Don't overlook communication for employees who may not hear a standard alarm — workers using hearing protection, employees in loud production areas, or anyone with a hearing impairment. Strobe lights, vibrating pagers, or designated employee notification roles may be needed to ensure everyone gets the message.

Training and Review

A plan no one knows about is not a plan. OSHA requires that you review the EAP with each employee when the plan is developed, when an employee's responsibilities change, and when the plan itself is updated. "Review" means actually walking through it, not handing someone a copy to read.

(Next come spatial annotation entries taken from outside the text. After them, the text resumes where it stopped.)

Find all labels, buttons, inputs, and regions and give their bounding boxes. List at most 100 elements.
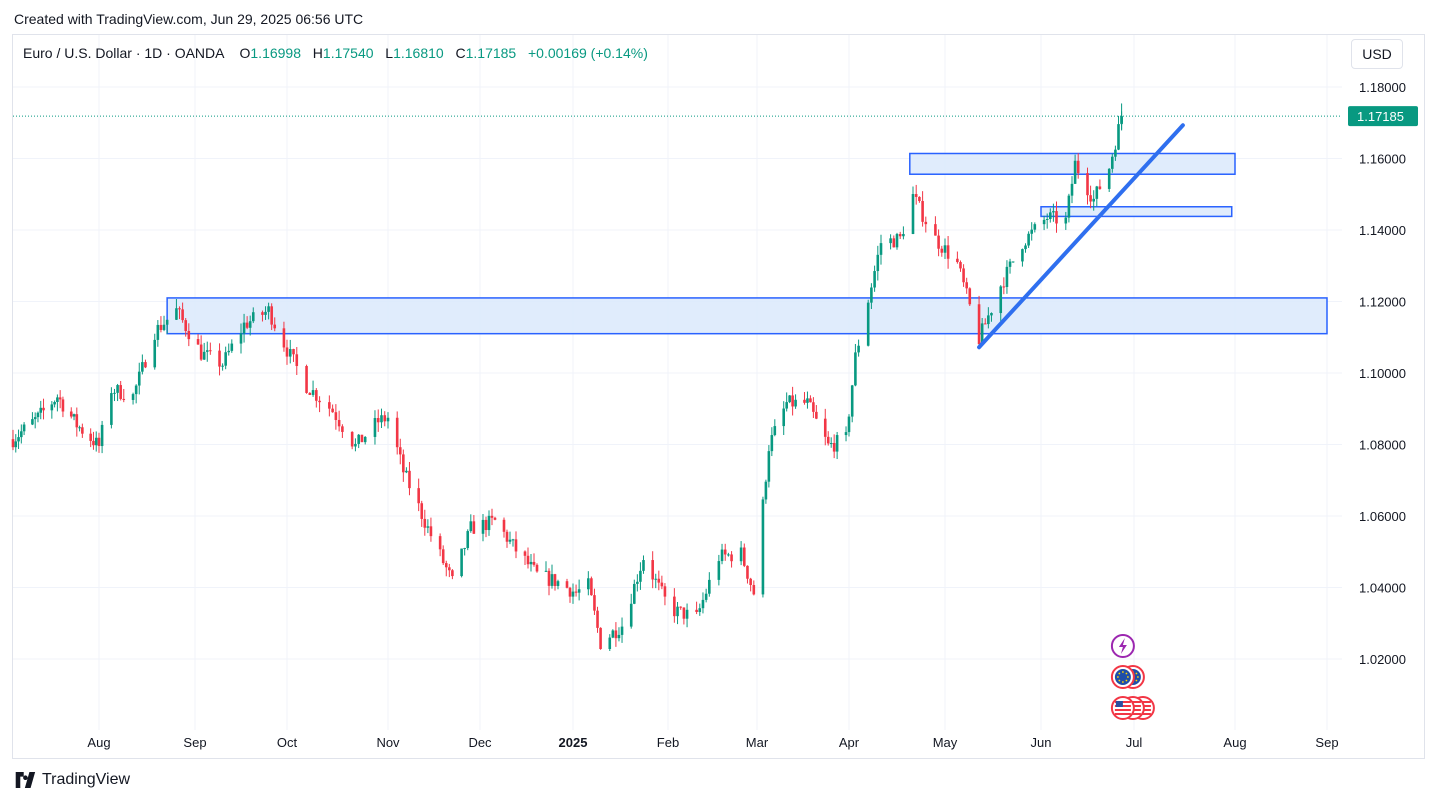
candle-body <box>251 312 255 322</box>
candle-body <box>770 435 774 452</box>
grid <box>13 35 1342 730</box>
last-price-label: 1.17185 <box>1348 106 1418 127</box>
candle-body <box>221 365 224 367</box>
candle-body <box>230 343 234 351</box>
candle-body <box>593 595 596 611</box>
candle-body <box>209 350 212 352</box>
candle-body <box>460 548 463 577</box>
price-zone <box>1040 206 1233 218</box>
candle-body <box>245 322 249 328</box>
candle-body <box>22 424 26 432</box>
candle-body <box>599 627 602 649</box>
candle-body <box>708 579 711 594</box>
candle-body <box>914 194 918 197</box>
candle-body <box>657 578 661 583</box>
tradingview-logo-icon <box>15 772 36 788</box>
candle-body <box>493 517 497 520</box>
overlays <box>13 115 1342 720</box>
candle-body <box>466 531 470 549</box>
candle-body <box>97 437 101 447</box>
candle-body <box>383 415 387 422</box>
candle-body <box>632 583 636 604</box>
candle-body <box>547 570 551 586</box>
candle-body <box>116 385 119 393</box>
candle-body <box>990 313 993 316</box>
candle-body <box>902 233 905 237</box>
candle-body <box>785 402 788 409</box>
candle-body <box>608 637 612 649</box>
candle-body <box>544 570 548 572</box>
candle-body <box>308 392 312 395</box>
candle-body <box>295 354 299 367</box>
candle-body <box>144 362 147 368</box>
candle-body <box>850 385 854 417</box>
candle-body <box>1030 229 1034 234</box>
candle-body <box>918 196 921 201</box>
candle-body <box>511 539 515 541</box>
candle-body <box>1008 261 1012 267</box>
candle-body <box>682 607 686 619</box>
candle-body <box>153 339 157 368</box>
candle-body <box>481 519 485 534</box>
candle-body <box>110 393 113 425</box>
candle-body <box>451 570 454 577</box>
candle-body <box>417 488 420 504</box>
candle-body <box>1021 249 1024 262</box>
candle-body <box>614 630 618 639</box>
candle-body <box>156 324 160 340</box>
candle-body <box>363 436 367 443</box>
candle-body <box>159 324 163 330</box>
candle-body <box>676 606 679 617</box>
candle-body <box>663 586 667 597</box>
candle-body <box>898 234 902 237</box>
candle-body <box>218 350 221 367</box>
candle-body <box>1064 217 1068 224</box>
y-tick-label: 1.04000 <box>1359 581 1406 596</box>
candle-body <box>331 408 334 413</box>
candle-body <box>264 311 267 315</box>
axes: 1.18000 1.16000 1.14000 1.12000 1.10000 1.080… <box>87 80 1418 750</box>
candle-body <box>794 399 797 407</box>
candle-body <box>282 328 286 348</box>
us-flag-icon <box>1110 696 1135 720</box>
x-tick-label: Jun <box>1031 735 1052 750</box>
low-label: L <box>385 45 394 61</box>
candle-body <box>72 414 76 417</box>
candle-body <box>685 609 689 619</box>
candle-body <box>782 408 786 427</box>
tradingview-logo[interactable]: TradingView <box>14 771 130 789</box>
candle-body <box>373 418 377 437</box>
candle-body <box>1005 266 1009 287</box>
candle-body <box>376 418 380 423</box>
candle-body <box>1024 245 1027 250</box>
candle-body <box>92 440 95 446</box>
candle-body <box>334 412 338 420</box>
candle-body <box>113 392 116 394</box>
candle-body <box>1111 156 1114 169</box>
candle-body <box>502 519 506 532</box>
candle-body <box>490 515 494 518</box>
candle-body <box>803 399 806 403</box>
chart-frame[interactable] <box>12 34 1425 759</box>
y-tick-label: 1.16000 <box>1359 152 1406 167</box>
candle-body <box>248 321 252 328</box>
candle-body <box>980 323 984 345</box>
candle-body <box>921 200 924 222</box>
symbol-title[interactable]: Euro / U.S. Dollar · 1D · OANDA <box>23 45 224 61</box>
candle-body <box>273 324 277 329</box>
candle-body <box>847 416 851 433</box>
candle-body <box>911 194 915 234</box>
candle-body <box>199 344 203 360</box>
candle-body <box>134 385 138 395</box>
candle-body <box>405 470 408 473</box>
candle-body <box>749 578 752 586</box>
price-zone <box>166 297 1328 335</box>
candle-body <box>122 398 126 400</box>
candle-body <box>305 366 308 393</box>
candle-body <box>698 608 702 613</box>
candle-body <box>402 454 405 473</box>
zones <box>166 152 1328 335</box>
currency-button[interactable]: USD <box>1351 39 1403 69</box>
high-label: H <box>312 45 323 61</box>
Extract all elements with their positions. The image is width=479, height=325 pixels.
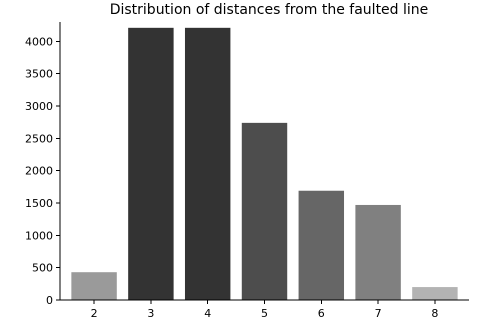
y-tick-label: 0 (46, 294, 53, 307)
x-tick-label: 4 (204, 307, 211, 320)
plot-frame (59, 22, 469, 301)
y-tick-label: 500 (32, 262, 53, 275)
y-tick-label: 2500 (25, 132, 53, 145)
x-tick-label: 7 (375, 307, 382, 320)
bar-5 (241, 122, 288, 300)
bar-8 (412, 287, 458, 300)
x-tick-label: 2 (91, 307, 98, 320)
bar-4 (184, 27, 231, 300)
bar-7 (355, 204, 401, 300)
y-tick-label: 1000 (25, 229, 53, 242)
bar-2 (71, 272, 117, 300)
bars-group (71, 27, 458, 300)
y-axis: 0 500 1000 1500 2000 2500 3000 3500 4000 (25, 35, 60, 307)
y-tick-label: 2000 (25, 165, 53, 178)
y-tick-label: 1500 (25, 197, 53, 210)
y-tick-label: 4000 (25, 35, 53, 48)
y-tick-label: 3000 (25, 100, 53, 113)
bar-3 (128, 27, 174, 300)
x-axis: 2 3 4 5 6 7 8 (91, 300, 438, 320)
x-tick-label: 8 (431, 307, 438, 320)
bar-6 (298, 190, 345, 300)
x-tick-label: 6 (318, 307, 325, 320)
chart-title: Distribution of distances from the fault… (110, 2, 429, 18)
x-tick-label: 3 (147, 307, 154, 320)
x-tick-label: 5 (261, 307, 268, 320)
y-tick-label: 3500 (25, 68, 53, 81)
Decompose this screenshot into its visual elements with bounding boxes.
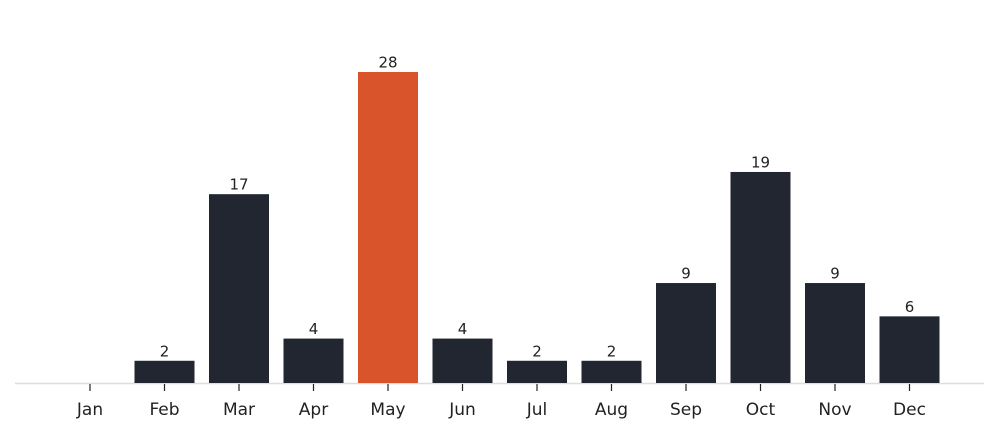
value-label: 2 bbox=[160, 342, 170, 360]
value-label: 19 bbox=[751, 153, 770, 171]
value-label: 17 bbox=[229, 176, 248, 194]
x-tick-label: Mar bbox=[223, 400, 255, 420]
bar bbox=[805, 283, 865, 383]
bar bbox=[134, 360, 195, 383]
bar bbox=[730, 171, 791, 383]
value-label: 6 bbox=[905, 298, 915, 316]
x-tick-label: Aug bbox=[595, 400, 628, 420]
x-tick-label: Jul bbox=[526, 400, 548, 420]
bar bbox=[432, 338, 493, 383]
x-tick-label: May bbox=[370, 400, 405, 420]
x-tick-label: Jun bbox=[448, 400, 476, 420]
bar bbox=[581, 360, 642, 383]
bar bbox=[879, 316, 940, 383]
value-label: 4 bbox=[458, 320, 468, 338]
x-tick-label: Oct bbox=[746, 400, 776, 420]
value-label: 2 bbox=[607, 342, 617, 360]
x-tick-label: Feb bbox=[149, 400, 179, 420]
bar bbox=[209, 194, 269, 383]
x-tick-label: Sep bbox=[670, 400, 702, 420]
value-label: 2 bbox=[532, 342, 542, 360]
value-label: 28 bbox=[378, 54, 397, 72]
bar bbox=[656, 283, 716, 383]
value-label: 9 bbox=[830, 265, 840, 283]
x-tick-label: Dec bbox=[893, 400, 926, 420]
x-tick-label: Jan bbox=[76, 400, 103, 420]
value-label: 9 bbox=[681, 265, 691, 283]
bar bbox=[283, 338, 344, 383]
bar bbox=[507, 360, 567, 383]
bar bbox=[358, 72, 418, 383]
x-tick-label: Nov bbox=[818, 400, 851, 420]
x-tick-label: Apr bbox=[299, 400, 328, 420]
value-label: 4 bbox=[309, 320, 319, 338]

Drills aren't explicitly required under 1910.38 for most industries, but they're one of the most effective ways to find the gaps in your plan before an emergency does. When was the last time your team actually practiced evacuating? Did anyone check whether the assembly point was blocked by a parked delivery truck? Did anyone discover that the fire door near the loading dock sticks? These are the things you want to learn in a drill, not during a fire.

Your EAP should also be reviewed and updated whenever your workplace changes — new equipment, new processes, renovations that change exit routes, or a significant change in your workforce. Spring is a natural time to do this review, particularly if you're ramping up operations or bringing in seasonal workers.

Making It Real

The businesses that handle emergencies well aren't the ones with the most elaborate plans. They're the ones whose employees have actually internalized what to do. That means keeping the plan accessible, training to it regularly, and treating it as a living document rather than a compliance checkbox.

Start by pulling out whatever you have right now and reading it against the 1910.38 requirements. Identify the gaps. Assign owners for each piece — who's the designated floor warden, who manages the headcount, who can speak to emergency responders. Put names on paper, not just job titles. Then schedule thirty minutes to walk through the plan with your team before the end of the month.

OSHA can cite you for an inadequate EAP, and penalties under the current schedule can reach thousands of dollars per violation. But the real reason to get this right has nothing to do with fines. It's about knowing that if something goes wrong, the people in your building have a real chance of getting out.